第3話

「あら、ライラ。こんな所にいたのね」


水辺で座り込んでいると、いきなり後ろから抱き上げられた。


「ママ!」

「よかった、思い出したのね。お腹は空いてない?」


そう聞かれるとお腹が空いていたようで、グーッと鳴った。ママはくすくす笑うと、獣型になってミルクが飲めるように横になってくれた。私は人間の姿になれないし、大きさも前世の柴犬程度の大きさしかないから横になってくれないと届かないんだよね。しかも、一年は絶対このサイズのままらしい。それから大きくなるスピードはそれぞれなんだって。

お腹いっぱいになるまで飲んだら眠くなってくるあたりまだ赤ちゃんなんだなって実感する。うとうとしていると、ぺろぺろと私を毛繕いしていたママがもふもふのしっぽでくるんでくれてそのまま寝てしまった。


次に起きた時は、大きなフェンリルが目の前にいて私の顔を覗き込んできた。パパだ!


「おはよう、ライラ。無事に思い出せたんだって?」

「うん!ありがとう、パパ!」

「どういたしまして。それにしてもパパか…」

「ダメだった…?」

「いや、可愛らしくていい。やっぱり女の子は可愛いな。もちろん子はみんな可愛いけど…可愛い子。健やかに育つんだよ」

「いっぱいミルク飲んだよ!」


褒めて褒めて!とパパの顔に体を擦り付けると、鼻でオサレバランスを崩してひっくり返ってしまった。なにこれ楽しい!ガバッと起き上がってもう一回と強請ると、私が満足するまで何度もやってくれた。まだ体力もあまりなくて、疲れてしまいひっくり返ったままになっていると今度は人型になったパパが私を抱き上げて膝の上でなでなでしてくれた。あー、そこそこ気もちぃ〜。


「父上」


誰か来た!パパそっくりだ…お兄ちゃん!


「その子が妹ですか?」

「そう、ライラだよ」

「ライラ、君の兄のロムウェルだよ」

「よろしく、ライラ」

「お兄ちゃん!」

「んぐ…」


前世は兄弟なんていなかったから嬉しくて尻尾をブンブン振ってしまう。
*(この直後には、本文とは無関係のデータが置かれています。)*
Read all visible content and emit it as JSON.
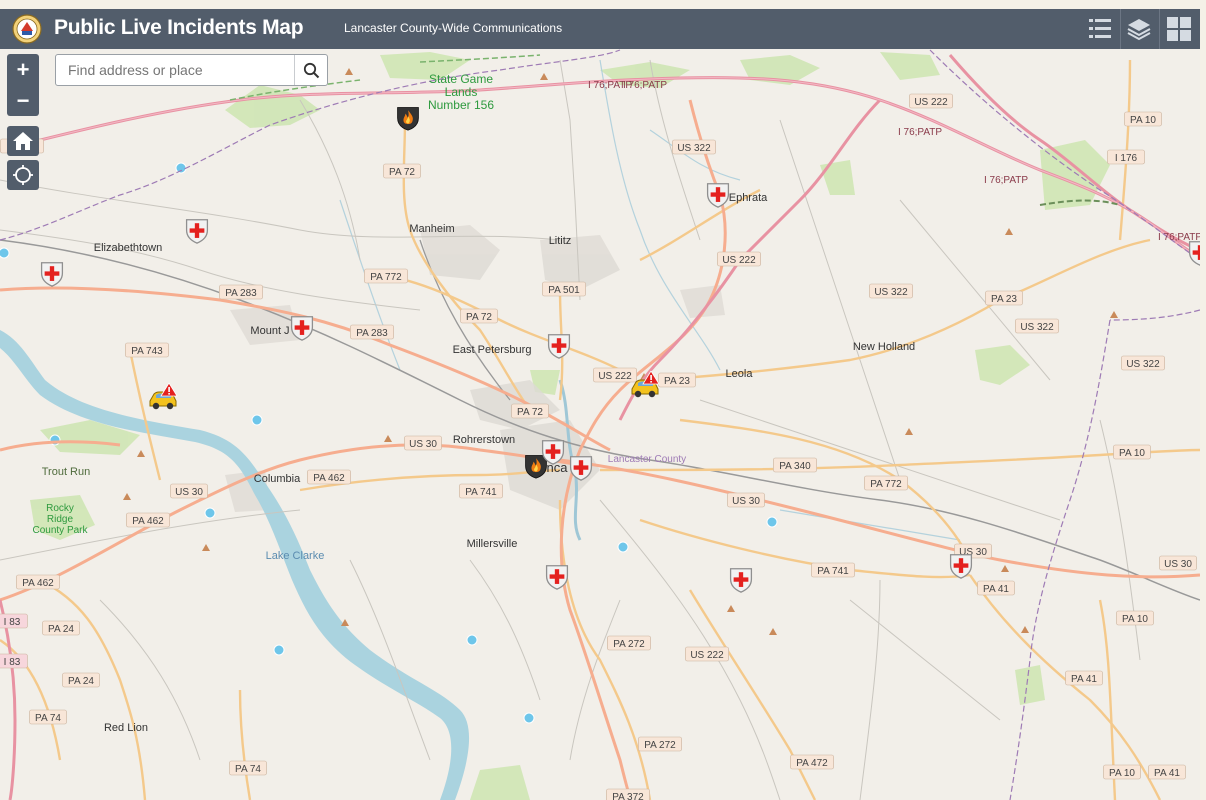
{
  "header": {
    "title": "Public Live Incidents Map",
    "subtitle": "Lancaster County-Wide Communications",
    "logo_icon": "county-seal-icon",
    "buttons": [
      {
        "name": "legend-button",
        "icon": "list-icon"
      },
      {
        "name": "layers-button",
        "icon": "layers-icon"
      },
      {
        "name": "basemap-button",
        "icon": "grid-icon"
      }
    ],
    "color": "#525d6b"
  },
  "search": {
    "placeholder": "Find address or place",
    "value": ""
  },
  "controls": {
    "zoom_in": "+",
    "zoom_out": "−",
    "home_icon": "home-icon",
    "locate_icon": "locate-icon"
  },
  "map": {
    "place_labels": [
      "State Game Lands Number 156",
      "Manheim",
      "Lititz",
      "Ephrata",
      "Elizabethtown",
      "Mount J",
      "East Petersburg",
      "New Holland",
      "Leola",
      "Rohrerstown",
      "Columbia",
      "Trout Run",
      "Rocky Ridge County Park",
      "Millersville",
      "Lake Clarke",
      "Red Lion",
      "Lancaster County",
      "nca"
    ],
    "road_labels": [
      "I 76;PATP",
      "I 76;PATP",
      "I 76;PATP",
      "I 76;PATP",
      "I 76;PATP",
      "I 76;PATP",
      "US 222",
      "PA 10",
      "US 322",
      "I 176",
      "PA 72",
      "PA 283",
      "PA 772",
      "PA 501",
      "US 222",
      "PA 283",
      "PA 283",
      "PA 72",
      "US 322",
      "PA 23",
      "US 322",
      "PA 743",
      "PA 23",
      "US 222",
      "US 322",
      "PA 72",
      "US 30",
      "PA 340",
      "PA 10",
      "PA 462",
      "PA 741",
      "PA 772",
      "US 30",
      "PA 462",
      "US 30",
      "PA 741",
      "US 30",
      "PA 462",
      "PA 41",
      "US 30",
      "PA 24",
      "I 83",
      "I 83",
      "PA 272",
      "US 222",
      "PA 10",
      "PA 24",
      "PA 41",
      "PA 74",
      "PA 272",
      "PA 472",
      "PA 74",
      "PA 372",
      "PA 10",
      "PA 41"
    ],
    "incident_icons": [
      "fire-incident-icon",
      "fire-incident-icon",
      "traffic-accident-icon",
      "traffic-accident-icon",
      "medical-incident-icon",
      "medical-incident-icon",
      "medical-incident-icon",
      "medical-incident-icon",
      "medical-incident-icon",
      "medical-incident-icon",
      "medical-incident-icon",
      "medical-incident-icon",
      "medical-incident-icon",
      "medical-incident-icon",
      "medical-incident-icon"
    ],
    "colors": {
      "background": "#f2efe9",
      "water": "#aad3df",
      "park": "#cde5b5",
      "motorway": "#e892a2",
      "trunk": "#f9b29c",
      "primary": "#fcd6a4",
      "county_border": "#9e7bb5",
      "shield_fill": "#f6e0d6",
      "medical_red": "#e4211f"
    }
  }
}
それはそうと、変な声出てるけど大丈夫?


「妹…これが妹…」

「可愛いだろう?」

「いいかい、ライラ。嫌なことがあったらなんでもお兄ちゃんに言うんだぞ。お兄ちゃんが守ってやるから」

「あ、おいおい、ライラ、パパの方が強いからパパに言うんだよ?」

「わかった!」


いいとこ見せたいってことね!承知!


その後、お兄ちゃんの奥さんも紹介してもらった。リルって呼んでねって言われたから、リルちゃんって呼ぶことにした。またママにミルクをもらって、今度はパパに毛繕いしてもらいながら眠りについた。
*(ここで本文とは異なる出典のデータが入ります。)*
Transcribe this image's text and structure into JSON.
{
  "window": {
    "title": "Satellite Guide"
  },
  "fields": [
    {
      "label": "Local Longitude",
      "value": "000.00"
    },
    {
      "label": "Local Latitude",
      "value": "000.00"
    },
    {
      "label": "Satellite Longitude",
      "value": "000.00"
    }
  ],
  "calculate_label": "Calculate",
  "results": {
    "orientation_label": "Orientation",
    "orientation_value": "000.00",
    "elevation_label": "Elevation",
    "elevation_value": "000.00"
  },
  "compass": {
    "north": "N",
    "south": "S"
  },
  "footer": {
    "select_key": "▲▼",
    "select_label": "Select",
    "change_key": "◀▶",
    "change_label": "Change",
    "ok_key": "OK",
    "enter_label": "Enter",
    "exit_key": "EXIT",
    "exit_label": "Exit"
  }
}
そんな食べては寝て、時々遊んでの日々を繰り返しあっという間に一年がすぎ、私の体も柴犬サイズからライオンばりの大型獣サイズへと成長を遂げた。食べ物も、ママのミルクから森で取れる木の実や果物へ。最近はお肉も食べれるようになったよ!お肉は人間が捧げ物として奉納されているやつとか、狩りでとったやつ。聖獣はお肉食べなくても、濃度の高い魔力を吸って育った果物や木の実を時々食べるだけでいいんだけど、ママやリルちゃんはそうもいかないからね。とはいえ、聖獣の番になると長い年月をかけて聖獣と同じ体の作りになるみたいで、死ぬタイミングも番の聖獣と一緒になるんだて。ママはもうほぼ同じ体の作りになってるんだけど、やっぱりお肉食べたくなるから狩りに行くらしい。
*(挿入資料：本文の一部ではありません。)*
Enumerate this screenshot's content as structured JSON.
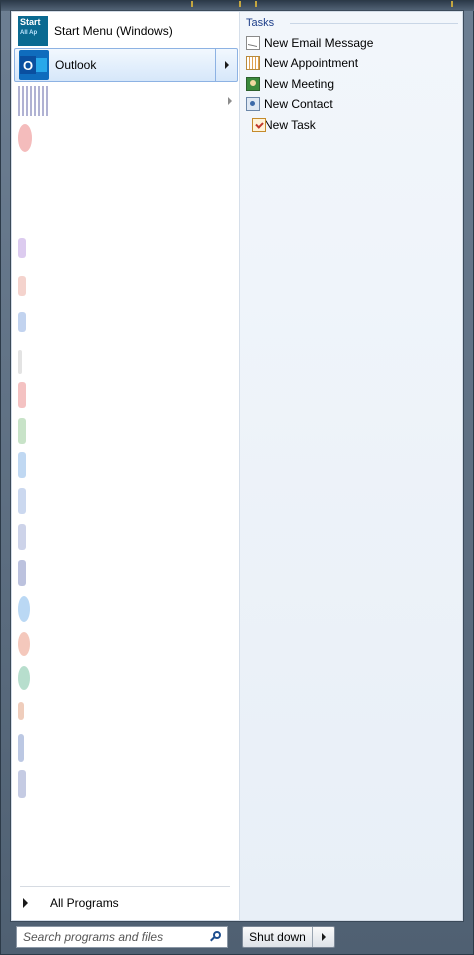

ママもリルちゃんも料理上手だからお家のキッチンは大きかった。私はまだ入れてもらえなかったけどね。キッチンだけじゃなくて家全体、中世ヨーロッパ味が強くてワウワクして家の中探検しちゃった。お兄ちゃんたちは同じ家に住んでるわけじゃなくて別にお家がある。でもところどころやっぱり異世界って感じで、火が薪とかなしについたり、灯りが燃えるものとかなにもなしについてた。

家もそもそも、森の中に立ってるわけじゃなくて、別空間ていうの?空間主の許可があれば入れる空間に立ってた。結構大きめなお家だったけど宮殿っていうよりは洋館の方が近い感じ。パパとお兄ちゃんは別の空間に家を立ててるけど、お互い許可を出してるから家族なら誰でも行き来できる。私もやり方教えてもらったよ。最初は誰かに抱っこされて入ってたんだけど、そこに空間がある!って想像すれば入れるみたい。

なんで空間内にずっといないの?って感じだけど、簡単な話。あそこ家以外何にもないんだよね。だから外出て遊ぶの大好き!